Energia verde
Pellet, più chiarezza per evitare il caos
A rischio il mercato nazionale del pellet, numero uno in Europa, con tre milioni di tonnellate di consumo annuo. Blocchi e sequestri in Italia per un difetto di interpretazione della normativa europea
01 marzo 2016 | C. S.
Parte da Verona la richiesta forte di attenersi alla normativa europea sul pellet, che chiarisce come non sia necessario indicare sul packaging il luogo di origine della materia prima legno per evitare discriminazioni nei confronti di altri Paesi. La necessità urgente infatti è chiarire una volta per tutte che la qualità del prodotto non dipende dal paese di origine del legno e del pellet, ma dalla materia prima e dal processo utilizzato per la sua trasformazione da parte del produttore che ne diventa il garante assoluto. Il rischio? Che salti tutto il mercato unico europeo di questo settore: un mercato da 18,8 milioni di tonnellate di cui 3 milioni consumate solo nel nostro paese, al 90% nelle case degli italiani. C’è il rischio di creare danni economici a centinaia di imprese di produzione e commercio, danni che ricadrebbero in tempo reale sui livelli occupazionali del comparto.

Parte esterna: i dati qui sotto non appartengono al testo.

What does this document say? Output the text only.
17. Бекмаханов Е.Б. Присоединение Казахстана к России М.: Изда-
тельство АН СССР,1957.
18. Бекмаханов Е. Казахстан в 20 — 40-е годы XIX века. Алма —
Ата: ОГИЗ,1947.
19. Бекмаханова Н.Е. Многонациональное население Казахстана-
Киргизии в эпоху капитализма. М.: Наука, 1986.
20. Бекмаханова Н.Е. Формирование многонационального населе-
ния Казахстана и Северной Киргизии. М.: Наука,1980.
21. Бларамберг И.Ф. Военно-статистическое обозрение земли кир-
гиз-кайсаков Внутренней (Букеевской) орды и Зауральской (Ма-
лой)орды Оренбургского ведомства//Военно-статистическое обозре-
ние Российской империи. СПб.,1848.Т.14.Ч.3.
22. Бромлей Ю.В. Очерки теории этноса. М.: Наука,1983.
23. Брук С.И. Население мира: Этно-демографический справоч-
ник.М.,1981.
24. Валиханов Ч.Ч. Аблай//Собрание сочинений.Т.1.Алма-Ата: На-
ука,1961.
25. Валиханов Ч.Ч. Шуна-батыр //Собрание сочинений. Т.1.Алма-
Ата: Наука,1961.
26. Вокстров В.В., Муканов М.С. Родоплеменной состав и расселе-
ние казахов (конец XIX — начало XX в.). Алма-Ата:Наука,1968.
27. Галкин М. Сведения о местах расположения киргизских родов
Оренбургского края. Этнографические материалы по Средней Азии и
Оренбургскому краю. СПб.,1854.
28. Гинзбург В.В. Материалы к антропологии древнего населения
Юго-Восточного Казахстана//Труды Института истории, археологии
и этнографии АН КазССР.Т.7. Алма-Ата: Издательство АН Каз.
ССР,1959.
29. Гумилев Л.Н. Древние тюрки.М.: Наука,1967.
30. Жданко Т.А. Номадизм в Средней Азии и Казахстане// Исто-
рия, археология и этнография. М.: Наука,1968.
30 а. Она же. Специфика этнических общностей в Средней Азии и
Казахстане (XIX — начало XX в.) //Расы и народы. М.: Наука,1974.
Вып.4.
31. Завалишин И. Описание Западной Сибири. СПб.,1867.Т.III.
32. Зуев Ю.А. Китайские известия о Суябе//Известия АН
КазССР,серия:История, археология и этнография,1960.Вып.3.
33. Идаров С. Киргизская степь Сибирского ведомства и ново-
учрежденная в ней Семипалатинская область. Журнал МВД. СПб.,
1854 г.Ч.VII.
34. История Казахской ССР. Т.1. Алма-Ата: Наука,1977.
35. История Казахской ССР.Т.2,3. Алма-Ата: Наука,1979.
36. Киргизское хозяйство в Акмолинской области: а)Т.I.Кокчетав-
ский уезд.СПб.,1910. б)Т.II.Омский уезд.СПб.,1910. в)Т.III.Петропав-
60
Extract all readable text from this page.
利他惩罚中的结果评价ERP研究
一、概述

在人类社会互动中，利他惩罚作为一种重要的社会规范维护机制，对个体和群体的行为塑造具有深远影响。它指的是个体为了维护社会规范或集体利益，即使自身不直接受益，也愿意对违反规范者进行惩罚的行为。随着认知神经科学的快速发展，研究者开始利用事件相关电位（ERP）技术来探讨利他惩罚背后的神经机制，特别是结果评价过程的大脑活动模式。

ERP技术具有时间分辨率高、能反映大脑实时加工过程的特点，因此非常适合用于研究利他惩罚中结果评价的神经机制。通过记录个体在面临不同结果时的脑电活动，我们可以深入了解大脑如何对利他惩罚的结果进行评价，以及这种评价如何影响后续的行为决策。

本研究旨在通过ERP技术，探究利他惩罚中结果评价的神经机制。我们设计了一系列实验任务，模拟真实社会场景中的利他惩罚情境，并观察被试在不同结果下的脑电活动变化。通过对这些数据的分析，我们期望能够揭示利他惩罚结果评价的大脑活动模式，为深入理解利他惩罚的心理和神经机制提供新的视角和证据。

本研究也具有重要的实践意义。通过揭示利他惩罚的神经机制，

Dei rischi e delle possibili soluzioni si è parlato a Progetto Fuoco, la mostra internazionale annuale di Verona dedicata a impianti, attrezzature e combustibili per calore ed energia dal legno. All’incontro fra esperti presso lo stand dell’austriaca Schuster, specialista del pellet, il presidente di European Pellet Council (EPC), Christian Rakos, ha ribadito che distributori e consumatori devono seguire tre criteri fondamentali: la presenza del marchio del produttore, la presenza di un marchio tecnico di certificazione volontaria, come EN Plus, e ovviamente il colore del prodotto: più chiaro è, più si avvicina al massimo standard di qualità, per ciò che attiene i residui da combustione e la pulizia dell’impianto.
La legge comunitaria
“In un mercato unico e all’alba del terzo millennio non ci si può più permettere di giudicare la qualità dal paese di origine del prodotto – ha ribadito Fabio Brusa, esperto in diritto commerciale e doganale – la normativa dell’Ue è molto chiara a tal proposito, non impone di indicare la provenienza e non lascia spazio a interpretazioni. Tutto ciò che avviene all’interno dei nostri confini comunitari è commercio, non è importazione.” Eppure spesso capita che sulla base dell’interpretazione di normative nazionali avvengano blocchi di consegne e sequestri o si contestino diciture sul packaging dei prodotti, che non indicano il paese di origine del prodotto. “Invece la disciplina comunitaria specifica chiaramente che commerciante e produttore coincidono nelle diciture di legge, ovvero è il soggetto che appone il marchio – indipendentemente che si tratti di produttore o commerciante – che assume la responsabilità del prodotto nei confronti del proprio cliente e quindi del consumatore e che non è obbligatorio riportare il paese di origine di materie prime o prodotti.”
Soluzioni
Annalisa Paniz di AIE, l’Associazione Italiana per le Energie Agroforestali, ha confermato la necessità di educare grande distribuzione, famiglie, commercianti ma anche forze dell’ordine, non solo alla normativa vigente in UE, ma anche a riconoscere la marcatura di qualità EN Plus, che parla di prestazioni del prodotto. “Riuniamo i produttori di 37 paesi, certifichiamo 5 milioni di tonnellate di prodotto in 5 continenti: se la qualità dipendesse dall’origine vorrebbe dire che esistono per lo meno 37 qualità di pellet differenti……?” Parte quindi da Verona la proposta degli operatori del settore di premere affinché la normativa Ue vigente sia conosciuta da tutti, rispettata, chiara, spiegata agli operatori del settore ma anche alle famiglie e ai consumatori con un linguaggio semplice e chiaro, anche sul packaging.